Baseline Accuracy: 1.00
Baseline F1: 1.00


In [None]:

X_private = X.copy()
X_private[num_cols] = add_laplace_noise(X_private[num_cols], epsilon=1.0)

# Split private data
Xp_train, Xp_test, yp_train, yp_test = train_test_split(X_private, y, test_size=0.2, random_state=42)

# Private model
model_private = LogisticRegression()
model_private.fit(Xp_train, yp_train)
yp_pred = model_private.predict(Xp_test)
print(f"Differential Privacy Accuracy: {accuracy_score(yp_test, yp_pred):.2f}")
print(f"Differential Privacy F1: {f1_score(yp_test, yp_pred):.2f}")

# Save encrypted dataset
df_clean[num_cols] = X_private[num_cols]
df_clean.to_csv('encrypted_dataset.csv', index=False)
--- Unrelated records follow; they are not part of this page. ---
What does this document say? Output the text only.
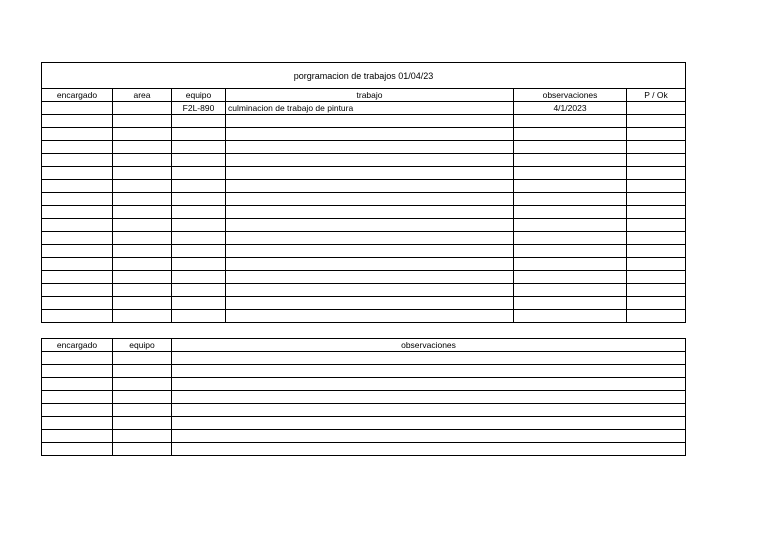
porgramacion de trabajos 01/04/23					
encargado	area	equipo	trabajo	observaciones	P / Ok
		F2L-890	culminacion de trabajo de pintura	4/1/2023	

encargado	equipo	observaciones
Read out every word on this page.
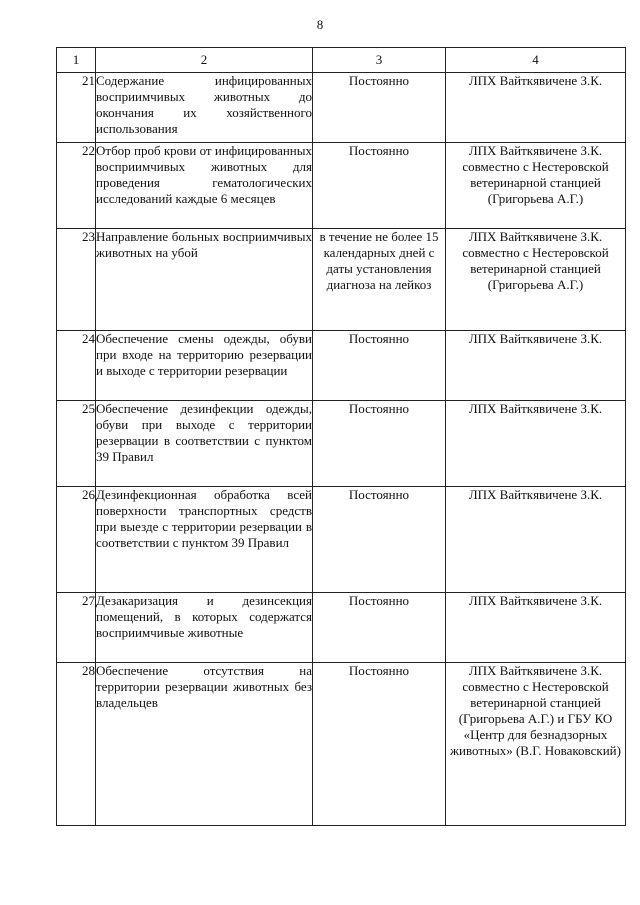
8
1	2	3	4
21	Содержание инфицированных восприимчивых животных до окончания их хозяйственного использования	Постоянно	ЛПХ Вайткявичене З.К.
22	Отбор проб крови от инфицированных восприимчивых животных для проведения гематологических исследований каждые 6 месяцев	Постоянно	ЛПХ Вайткявичене З.К. совместно с Нестеровской ветеринарной станцией (Григорьева А.Г.)
23	Направление больных восприимчивых животных на убой	в течение не более 15 календарных дней с даты установления диагноза на лейкоз	ЛПХ Вайткявичене З.К. совместно с Нестеровской ветеринарной станцией (Григорьева А.Г.)
24	Обеспечение смены одежды, обуви при входе на территорию резервации и выходе с территории резервации	Постоянно	ЛПХ Вайткявичене З.К.
25	Обеспечение дезинфекции одежды, обуви при выходе с территории резервации в соответствии с пунктом 39 Правил	Постоянно	ЛПХ Вайткявичене З.К.
26	Дезинфекционная обработка всей поверхности транспортных средств при выезде с территории резервации в соответствии с пунктом 39 Правил	Постоянно	ЛПХ Вайткявичене З.К.
27	Дезакаризация и дезинсекция помещений, в которых содержатся восприимчивые животные	Постоянно	ЛПХ Вайткявичене З.К.
28	Обеспечение отсутствия на территории резервации животных без владельцев	Постоянно	ЛПХ Вайткявичене З.К. совместно с Нестеровской ветеринарной станцией (Григорьева А.Г.) и ГБУ КО «Центр для безнадзорных животных» (В.Г. Новаковский)
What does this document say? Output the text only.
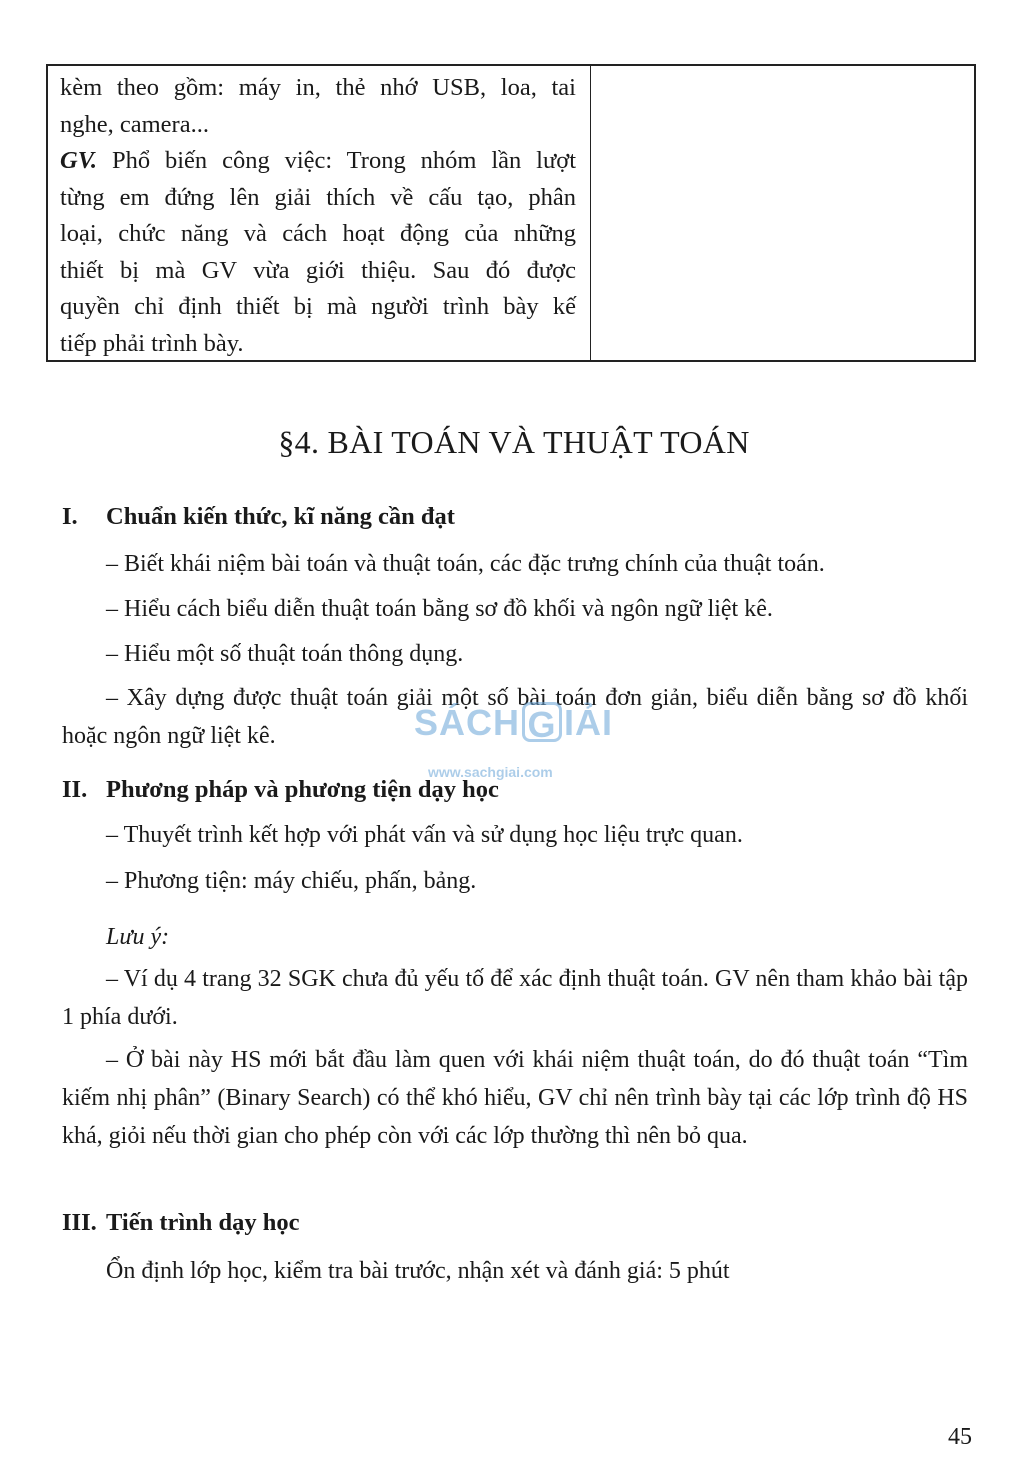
kèm theo gồm: máy in, thẻ nhớ USB, loa, tai
nghe, camera...
GV. Phổ biến công việc: Trong nhóm lần lượt
từng em đứng lên giải thích về cấu tạo, phân
loại, chức năng và cách hoạt động của những
thiết bị mà GV vừa giới thiệu. Sau đó được
quyền chỉ định thiết bị mà người trình bày kế
tiếp phải trình bày.
§4. BÀI TOÁN VÀ THUẬT TOÁN
I. Chuẩn kiến thức, kĩ năng cần đạt
– Biết khái niệm bài toán và thuật toán, các đặc trưng chính của thuật toán.
– Hiểu cách biểu diễn thuật toán bằng sơ đồ khối và ngôn ngữ liệt kê.
– Hiểu một số thuật toán thông dụng.
– Xây dựng được thuật toán giải một số bài toán đơn giản, biểu diễn bằng sơ đồ khối hoặc ngôn ngữ liệt kê.	SÁCH G IẢI
www.sachgiai.com
II. Phương pháp và phương tiện dạy học
– Thuyết trình kết hợp với phát vấn và sử dụng học liệu trực quan.
– Phương tiện: máy chiếu, phấn, bảng.
Lưu ý:
– Ví dụ 4 trang 32 SGK chưa đủ yếu tố để xác định thuật toán. GV nên tham khảo bài tập 1 phía dưới.
– Ở bài này HS mới bắt đầu làm quen với khái niệm thuật toán, do đó thuật toán “Tìm kiếm nhị phân” (Binary Search) có thể khó hiểu, GV chỉ nên trình bày tại các lớp trình độ HS khá, giỏi nếu thời gian cho phép còn với các lớp thường thì nên bỏ qua.
III. Tiến trình dạy học
Ổn định lớp học, kiểm tra bài trước, nhận xét và đánh giá: 5 phút
45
Differential Privacy Accuracy: 0.92
Differential Privacy F1: 0.96



**Output Analysis:**
- **Baseline Model:** Accuracy=1.0, F1=1.0
- **Private Model (ε=1.0):** Accuracy=0.92, F1=0.96

**Discussion:**
- The private model’s performance slightly decreased but maintained reasonable accuracy, indicating a viable privacy-utility balance.
- Higher ε values yield better utility but less privacy; tuning is essential.

**Legal & Ethical Evaluation:**
- Differential privacy aligns with GDPR’s data minimization and anonymization requirements.
- Ensures ethical AI by preventing re-identification and respecting user consent.